3.9.17

En marchant sur le fleuve céleste – Peter Oliva


Peter Oliva est un écrivain canadien dont l’œuvre, encore assez confidentielle en France, est publiée aux Editions Joëlle Losfeld. Né au Japon, il y a enseigné l’Anglais ainsi qu’à Taiwan avant de débuter une carrière littéraire dont le premier ouvrage « Parmi les ombres » lui a valu un prix au Canada et une reconnaissance immédiate dans le monde des écrivains anglo-saxons. « En marchant sur le fleuve céleste » est son deuxième roman, paru neuf ans après le premier.

Partir vivre et travailler à l’étranger est une expérience qui, généralement, transforme durablement ceux qui la font. Surtout si la destination est synonyme de culture, de références et de codes sociaux aux antipodes de l’éducation reçue jusque-là.

C’est à cette forme de choc plus ou moins rude que va se trouver confronté le narrateur, un jeune professeur canadien parti enseigner l’Anglais au fin fond du Japon rural, loin, très loin, de l’agitation assez cosmopolite de la capitale tokyoïte. Le récit de Peter Oliva n’est pas tant celui de l’expérience vécue en soi par ce jeune homme que plutôt une réflexion à la fois poétique et narrative sur ce que chaque rencontre, chaque nouvelle découverte peut receler de potentiel d’ouverture, d’enrichissement personnel, de compréhension sur soi-même et de la culture d’où l’on vient, tout simplement parce que l’on est obligé de l’observer par un autre prisme. C’est en même temps l’occasion de railler gentiment l’administration tatillonne d’un pays qui s’efforce de toujours tout encadrer et d’imposer quantité de normes censées garantir l’harmonie et la sécurité. Il y a, on l’aura compris, une bonne dose de projection autobiographique venue alimenter la composition du roman.

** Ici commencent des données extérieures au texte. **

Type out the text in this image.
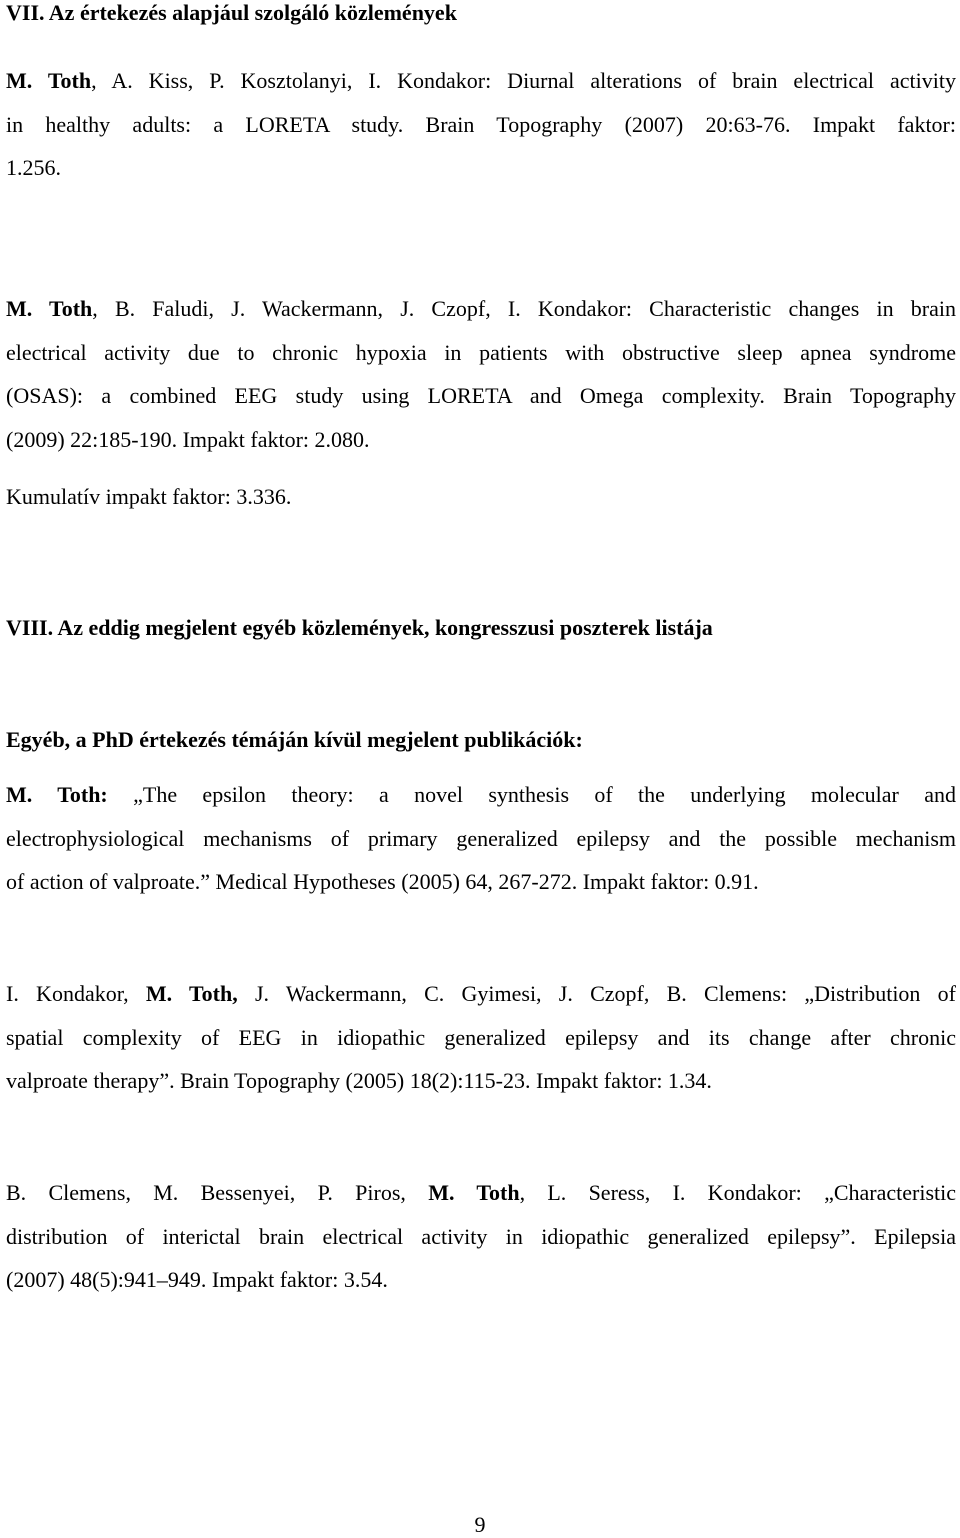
VII. Az értekezés alapjául szolgáló közlemények
M. Toth, A. Kiss, P. Kosztolanyi, I. Kondakor: Diurnal alterations of brain electrical activity
in healthy adults: a LORETA study. Brain Topography (2007) 20:63-76. Impakt faktor:
1.256.
M. Toth, B. Faludi, J. Wackermann, J. Czopf, I. Kondakor: Characteristic changes in brain
electrical activity due to chronic hypoxia in patients with obstructive sleep apnea syndrome
(OSAS): a combined EEG study using LORETA and Omega complexity. Brain Topography
(2009) 22:185-190. Impakt faktor: 2.080.
Kumulatív impakt faktor: 3.336.
VIII. Az eddig megjelent egyéb közlemények, kongresszusi poszterek listája
Egyéb, a PhD értekezés témáján kívül megjelent publikációk:
M. Toth: „The epsilon theory: a novel synthesis of the underlying molecular and
electrophysiological mechanisms of primary generalized epilepsy and the possible mechanism
of action of valproate.” Medical Hypotheses (2005) 64, 267-272. Impakt faktor: 0.91.
I. Kondakor, M. Toth, J. Wackermann, C. Gyimesi, J. Czopf, B. Clemens: „Distribution of
spatial complexity of EEG in idiopathic generalized epilepsy and its change after chronic
valproate therapy”. Brain Topography (2005) 18(2):115-23. Impakt faktor: 1.34.
B. Clemens, M. Bessenyei, P. Piros, M. Toth, L. Seress, I. Kondakor: „Characteristic
distribution of interictal brain electrical activity in idiopathic generalized epilepsy”. Epilepsia
(2007) 48(5):941–949. Impakt faktor: 3.54.
9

Les découvertes en pays de détachement se font nécessairement via celles et ceux que l’on côtoie. Pour le narrateur, les guides souvent implicites (parce qu’endossant ce rôle plus ou moins malgré eux) pour avancer dans le dédale d’un monde inconnu seront celles et ceux croisés sur son chemin. Un voisin enseignant dont l’originalité est de décrypter pour son entourage restreint les us et coutumes du Pays du Soleil Levant ; un prêtre shintoïste enseignant le Japonais avec une rigueur militaire ; une élève qui est loin d’être insensible au charme du jeune homme lui-même magnétiquement fasciné par cette jeune femme troublante et a priori dangereusement inaccessible. 

Autant de façons d’apprendre sur le pays où l’on sait ne faire que passer, tisser des liens qui vous changeront inexorablement, voir son pays natal où l’on sait son retour programmé de manière différente.

Sans parler de monument littéraire, il y a dans ce roman un brin autobiographique un indéniable charme, un trouble immanent qui en font tout l’intérêt pour les curieux.